Idea No. 4: Soften Your Start-Up
Effective communication isn't always easy, especially during challenging conversations. Gottman emphasises the importance of starting discussions gently with a 'soft start up'. Harsh beginnings can trigger defensive reactions, hindering productive communication.
Try this Exercise | Gentle Start-Ups
Practice initiating conversations using a softer, gentler approach. Express your underlying needs through mild language and (I feel) feling statements, avoiding accusatory or harsh language, such as (you always) statements or criticism.
Idea No. 5: Learn to Self-Regulate
Strong emotions can trigger emotional flooding, the fight-or-flight response. This can lead to ineffective communication, particularly in moments of conflict. Learning to regulate your emotions can help maintain constructive dialogues.
Try this Exercise | Emotion Regulation
Practice self-regulation techniques to prevent emotional flooding during conversations. This will help maintain composure and clarity during discussions.
Seeking Further Help and Support:
Wellbeing Coaching Sessions
Improve your communication skills and emotional regulation to facilitate smoother conversations, reducing emotional intensity.
Private Therapy Sessions
From mild to complex relationship issues, therapy offers a range of approaches to address emotional flooding and attachment styles.

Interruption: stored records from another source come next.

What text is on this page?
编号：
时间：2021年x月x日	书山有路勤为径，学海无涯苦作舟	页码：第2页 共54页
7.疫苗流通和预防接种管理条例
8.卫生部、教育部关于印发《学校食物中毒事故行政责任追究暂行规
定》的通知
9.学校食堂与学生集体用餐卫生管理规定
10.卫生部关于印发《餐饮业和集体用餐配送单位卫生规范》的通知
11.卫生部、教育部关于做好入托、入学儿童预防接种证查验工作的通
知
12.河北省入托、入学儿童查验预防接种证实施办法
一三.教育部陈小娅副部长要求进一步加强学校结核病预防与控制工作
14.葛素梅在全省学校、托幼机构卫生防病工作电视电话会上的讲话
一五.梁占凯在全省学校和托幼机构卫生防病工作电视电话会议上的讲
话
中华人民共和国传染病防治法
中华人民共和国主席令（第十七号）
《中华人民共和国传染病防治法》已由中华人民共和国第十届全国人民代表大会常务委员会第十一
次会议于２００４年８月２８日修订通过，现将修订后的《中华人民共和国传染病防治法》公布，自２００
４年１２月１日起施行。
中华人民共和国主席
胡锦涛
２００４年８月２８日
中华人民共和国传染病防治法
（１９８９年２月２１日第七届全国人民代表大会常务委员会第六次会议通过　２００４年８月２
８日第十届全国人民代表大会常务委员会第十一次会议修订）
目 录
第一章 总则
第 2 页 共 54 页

Please Note: The tips outlined in this blog are not intended for use in abusive relationships. If you're experiencing abuse, seek help immediately. Physical violence, emotional abuse, and gaslighting should never be tolerated or ignored.
John Mordechai Gottman and Declaire, J. (2002). The relationship cure: a five-step guide to strengthening your marriage, family, and friendships. New York: Three Rivers Press.